By Pooya Stone


U.K. Prime Minister Boris Johnson says that Iran is responsible for an attack against the facilities of Saudi oil giant Aramco.

NEW YORK – The Associated Press reported on 23 September 2019: “Britain has concluded that Iran was responsible for attacks on oil facilities in Saudi Arabia.” AP added that U.K. Prime Minister Boris Johnson said on Sunday that his country would consider taking part in a U.S.-led military effort to bolster the Gulf kingdom’s defenses. This comes while Iran’s president announced plans for a rival Iranian-led security coalition.

On 23 September, The Guardian reported also that the British Prime Minister Boris Johnson spoke to reporters on his plane en route to the UN General Assembly (UNGA) in New York:

“The UK now believes Iran was responsible for a major attack earlier this month on Saudi Arabian oil facilities, Boris Johnson has said, also raising the possibility that the British military could become involved in helping secure the Saudis against future aggression.”

The announcement by Boris Johnson is a change in the country's stance on the Aramco attacks.
The 14 September attacks by the Iranian government on Saudi oil facilities have raised tensions in the region.
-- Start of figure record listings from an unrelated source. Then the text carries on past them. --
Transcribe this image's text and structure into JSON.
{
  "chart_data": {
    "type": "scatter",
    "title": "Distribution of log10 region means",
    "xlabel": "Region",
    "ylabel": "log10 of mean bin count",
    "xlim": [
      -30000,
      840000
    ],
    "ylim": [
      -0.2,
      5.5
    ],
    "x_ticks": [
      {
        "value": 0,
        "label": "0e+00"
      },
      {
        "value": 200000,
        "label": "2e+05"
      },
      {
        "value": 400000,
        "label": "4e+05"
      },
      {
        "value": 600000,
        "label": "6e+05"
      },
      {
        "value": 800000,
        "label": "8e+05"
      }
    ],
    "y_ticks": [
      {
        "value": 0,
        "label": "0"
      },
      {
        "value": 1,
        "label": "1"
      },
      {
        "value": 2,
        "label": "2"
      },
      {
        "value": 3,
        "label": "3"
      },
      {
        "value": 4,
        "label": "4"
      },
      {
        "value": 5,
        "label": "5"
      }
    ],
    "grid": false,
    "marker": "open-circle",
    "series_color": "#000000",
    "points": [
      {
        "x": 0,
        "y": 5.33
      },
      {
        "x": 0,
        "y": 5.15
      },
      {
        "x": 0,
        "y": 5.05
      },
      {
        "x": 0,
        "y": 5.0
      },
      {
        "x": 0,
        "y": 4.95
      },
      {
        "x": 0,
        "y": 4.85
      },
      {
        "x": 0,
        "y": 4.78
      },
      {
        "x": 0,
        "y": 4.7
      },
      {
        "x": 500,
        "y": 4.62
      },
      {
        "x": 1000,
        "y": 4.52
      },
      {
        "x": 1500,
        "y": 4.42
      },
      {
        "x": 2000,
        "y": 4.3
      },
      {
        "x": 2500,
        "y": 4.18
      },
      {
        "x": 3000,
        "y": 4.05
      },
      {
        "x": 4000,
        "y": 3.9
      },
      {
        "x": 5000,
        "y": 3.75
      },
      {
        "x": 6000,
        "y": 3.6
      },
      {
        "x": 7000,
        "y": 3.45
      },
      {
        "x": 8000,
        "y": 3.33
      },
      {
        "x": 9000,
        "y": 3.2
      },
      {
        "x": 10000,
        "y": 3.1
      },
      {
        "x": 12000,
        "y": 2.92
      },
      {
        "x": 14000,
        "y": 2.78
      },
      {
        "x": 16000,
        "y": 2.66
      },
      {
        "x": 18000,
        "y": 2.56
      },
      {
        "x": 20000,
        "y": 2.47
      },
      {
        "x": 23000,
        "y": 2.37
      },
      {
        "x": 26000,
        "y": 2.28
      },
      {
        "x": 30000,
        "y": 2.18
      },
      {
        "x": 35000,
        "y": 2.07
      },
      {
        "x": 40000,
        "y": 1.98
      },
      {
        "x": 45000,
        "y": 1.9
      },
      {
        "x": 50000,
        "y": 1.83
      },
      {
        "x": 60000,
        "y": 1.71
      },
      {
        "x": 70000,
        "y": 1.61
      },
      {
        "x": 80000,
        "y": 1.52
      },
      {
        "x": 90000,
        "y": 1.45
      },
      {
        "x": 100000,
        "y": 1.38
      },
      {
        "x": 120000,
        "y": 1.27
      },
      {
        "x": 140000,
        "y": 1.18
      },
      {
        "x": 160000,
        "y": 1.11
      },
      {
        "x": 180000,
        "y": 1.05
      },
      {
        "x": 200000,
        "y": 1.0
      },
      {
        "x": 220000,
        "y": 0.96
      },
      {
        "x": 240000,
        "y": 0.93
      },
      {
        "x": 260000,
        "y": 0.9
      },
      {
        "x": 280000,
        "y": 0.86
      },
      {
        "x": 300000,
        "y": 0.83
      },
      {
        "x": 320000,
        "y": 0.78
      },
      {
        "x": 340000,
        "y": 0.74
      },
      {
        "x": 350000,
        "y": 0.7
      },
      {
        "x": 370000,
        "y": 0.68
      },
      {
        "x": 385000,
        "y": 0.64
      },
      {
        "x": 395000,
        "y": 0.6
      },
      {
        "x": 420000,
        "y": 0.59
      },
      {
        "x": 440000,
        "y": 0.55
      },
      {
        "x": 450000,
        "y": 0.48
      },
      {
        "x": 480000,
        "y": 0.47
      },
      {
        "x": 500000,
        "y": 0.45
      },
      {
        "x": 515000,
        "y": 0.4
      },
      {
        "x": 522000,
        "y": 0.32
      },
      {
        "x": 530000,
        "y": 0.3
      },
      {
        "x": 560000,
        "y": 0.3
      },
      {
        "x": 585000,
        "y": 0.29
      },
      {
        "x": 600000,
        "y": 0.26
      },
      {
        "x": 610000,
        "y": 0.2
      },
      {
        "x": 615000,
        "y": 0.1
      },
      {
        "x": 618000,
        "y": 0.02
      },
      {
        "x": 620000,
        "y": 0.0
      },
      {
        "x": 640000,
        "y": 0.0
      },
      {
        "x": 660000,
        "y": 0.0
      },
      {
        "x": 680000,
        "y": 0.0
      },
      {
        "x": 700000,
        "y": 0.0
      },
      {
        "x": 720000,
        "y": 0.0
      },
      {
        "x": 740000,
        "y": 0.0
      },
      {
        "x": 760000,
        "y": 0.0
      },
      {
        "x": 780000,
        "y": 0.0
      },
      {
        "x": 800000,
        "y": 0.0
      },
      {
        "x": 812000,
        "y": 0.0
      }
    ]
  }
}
On the one hand, Iran is trying to take advantage of these conditions to ease pressure from sanctions, while on the other, it tries to portray itself as strong to give hope to government loyalists.

Ahmad Alam al-Hoda, the Friday prayers Imam of the Iranian government in Mashhad, said at Friday prayers on September 5, "Today, Iraq's Hezbollah is Iran; Hezbollah is Iran; Ansarollah in Yemen is Iran; the nationalist front in Syria is Iran; the Palestinian Islamic Jihad is Iran; Palestine’s Hamas is Iran.”

Referring to Ali Khamenei, the Supreme Leader of Iran, he said: "[Khamenei] has declared that resistance in the region has one imam [leader] and that he is the supreme leader of the Islamic Revolution of Iran ... Today, Iran’s issue is no longer one country and isn’t limited to geographical borders. ”

On the eve of the UN's annual summit in New York, U.S. Treasury Secretary Steve Mnuchin said in a NBC television interview on 22 September: “I think this is an example of it’s absolutely working because what we have done is we have cut off the Iranian regime’s money and they are now desperate.

So all these actions are because their economy is suffering. They are running out of money and these are all signs of desperation, so our maximum pressure campaign is about weakening around so that they can’t spend money on terror. So, I think this is absolutely a sign of desperation that the campaign is working.”